Thinking Through the Camera
The programme was designed around a central question: what does it mean to think anthropologically through film? Sessions moved between theory and practice - from seminars on ethics of representation and the politics of the gaze, to hands-on workshops in documentary filmmaking, field recording, and visual storytelling.
The BIP provided participants with the tools to work with images and sound the way an anthropologist works with words: carefully, reflexively, and always in relation to the people participating. The visual works that the students produced were exhibited in Xydadiko, in Limassol on the last day of the programme at a public event.

European Collaboration
The programme was delivered as part of the Erasmus+ Blended Intensive Programme framework, bringing together students and faculty from partner universities across Europe. The programme brought together students and academics from Greece (University of Thessaly and Aristotle University of Thessaloniki), Spain (Universidad Miguel Hernández de Elche), Romania (Technical University of Cluj-Napoca), and Cyprus (CUT). Yiannis Christidis and Theodoros Kouros from the Department of Fine Arts and the Department of Communication and Internet Studies, respectively, coordinated the programme.
The BIP is part of a growing portfolio of international programme at CUT that connect applied research, fieldwork, and creative practice, positioning the university as a regional hub for critical media and anthropological inquiry.

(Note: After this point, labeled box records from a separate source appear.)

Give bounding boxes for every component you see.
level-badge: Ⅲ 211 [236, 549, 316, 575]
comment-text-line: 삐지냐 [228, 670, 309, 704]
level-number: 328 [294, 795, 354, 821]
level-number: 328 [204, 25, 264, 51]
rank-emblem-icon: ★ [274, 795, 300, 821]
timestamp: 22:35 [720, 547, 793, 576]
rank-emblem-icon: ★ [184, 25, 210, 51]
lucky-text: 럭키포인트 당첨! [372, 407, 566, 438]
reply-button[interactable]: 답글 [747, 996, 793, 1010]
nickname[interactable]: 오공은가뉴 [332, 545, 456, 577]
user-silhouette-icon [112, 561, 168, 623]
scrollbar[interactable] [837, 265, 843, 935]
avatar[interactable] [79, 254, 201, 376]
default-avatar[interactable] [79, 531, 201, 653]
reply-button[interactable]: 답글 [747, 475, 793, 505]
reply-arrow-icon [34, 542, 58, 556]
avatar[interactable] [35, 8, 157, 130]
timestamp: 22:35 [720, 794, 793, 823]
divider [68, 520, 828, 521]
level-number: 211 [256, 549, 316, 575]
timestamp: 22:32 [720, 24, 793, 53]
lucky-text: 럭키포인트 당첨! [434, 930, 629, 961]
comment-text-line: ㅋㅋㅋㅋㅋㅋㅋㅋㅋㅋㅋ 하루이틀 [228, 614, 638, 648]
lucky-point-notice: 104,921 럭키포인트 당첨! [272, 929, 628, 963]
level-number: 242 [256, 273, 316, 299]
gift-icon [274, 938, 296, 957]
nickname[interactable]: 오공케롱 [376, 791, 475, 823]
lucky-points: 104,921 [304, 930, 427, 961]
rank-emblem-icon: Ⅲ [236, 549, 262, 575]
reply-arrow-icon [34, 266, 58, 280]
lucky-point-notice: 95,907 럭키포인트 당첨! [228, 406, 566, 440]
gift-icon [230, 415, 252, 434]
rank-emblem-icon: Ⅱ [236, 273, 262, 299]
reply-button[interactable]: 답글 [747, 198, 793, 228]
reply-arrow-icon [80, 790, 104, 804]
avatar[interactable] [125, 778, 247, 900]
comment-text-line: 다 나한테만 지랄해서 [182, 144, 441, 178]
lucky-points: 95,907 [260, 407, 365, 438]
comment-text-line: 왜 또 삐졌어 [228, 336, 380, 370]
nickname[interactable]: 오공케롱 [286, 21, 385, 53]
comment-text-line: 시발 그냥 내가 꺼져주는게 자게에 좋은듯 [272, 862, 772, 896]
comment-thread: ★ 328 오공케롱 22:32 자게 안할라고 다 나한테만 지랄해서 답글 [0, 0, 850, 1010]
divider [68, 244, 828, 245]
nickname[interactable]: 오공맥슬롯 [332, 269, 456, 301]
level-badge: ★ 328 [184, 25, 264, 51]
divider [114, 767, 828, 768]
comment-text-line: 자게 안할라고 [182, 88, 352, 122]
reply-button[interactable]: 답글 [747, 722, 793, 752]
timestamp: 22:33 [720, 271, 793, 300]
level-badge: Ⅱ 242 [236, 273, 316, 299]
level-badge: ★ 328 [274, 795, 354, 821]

Dr. Christiana Nicolaou Represents Cyprus University of Technology at the 7th PNAE Congress in Paris
From 8 to 13 July 2026, the Department of Communication and Internet Studies and the Department of Fine Arts at Cyprus University of Technology (CUT) brought together students and scholars from across Europe for a week-long Blended Intensive Programme (BIP) in Media Anthropology and Film Practices, the first of its kind at CUT.

Limassol as a Field Site
The programme used Limassol itself as a living laboratory. Participants explored the city's coastline, markets, and neighborhoods through ethnographic walks, fieldwork exercises, and documentary filming, learning to read the city not merely as backdrop, but as inscribed space.
The BIP brought together a faculty of researchers and practitioners working at the intersection of anthropology, filmmaking, fine and visual arts, technology, and everyday practice. Key contributors included Athina Peglidou and Penelope Papailias from Greece, Jaime Quilles Campos and Roberto Oliver Sanchez Garcia from Spain, Yiannis Papadakis, Rahme Veziroğlu, Markos Souropetsis, Theodoros Kouros, Yiannis Christidis and Selin Genç from Cyprus, whose work on anthropology, socially engaged art, participatory storytelling, podcasting, filmmaking and the politics of the image shaped the programme's critical orientation.

Thinking Through the Camera
The programme was designed around a central question: what does it mean to think anthropologically through film? Sessions moved between theory and practice - from seminars on ethics of representation and the politics of the gaze, to hands-on workshops in documentary filmmaking, field recording, and visual storytelling.
The BIP provided participants with the tools to work with images and sound the way an anthropologist works with words: carefully, reflexively, and always in relation to the people participating. The visual works that the students produced were exhibited in Xydadiko, in Limassol on the last day of the programme at a public event.

European Collaboration
The programme was delivered as part of the Erasmus+ Blended Intensive Programme framework, bringing together students and faculty from partner universities across Europe. The programme brought together students and academics from Greece (University of Thessaly and Aristotle University of Thessaloniki), Spain (Universidad Miguel Hernández de Elche), Romania (Technical University of Cluj-Napoca), and Cyprus (CUT). Yiannis Christidis and Theodoros Kouros from the Department of Fine Arts and the Department of Communication and Internet Studies, respectively, coordinated the programme.
The BIP is part of a growing portfolio of international programme at CUT that connect applied research, fieldwork, and creative practice, positioning the university as a regional hub for critical media and anthropological inquiry.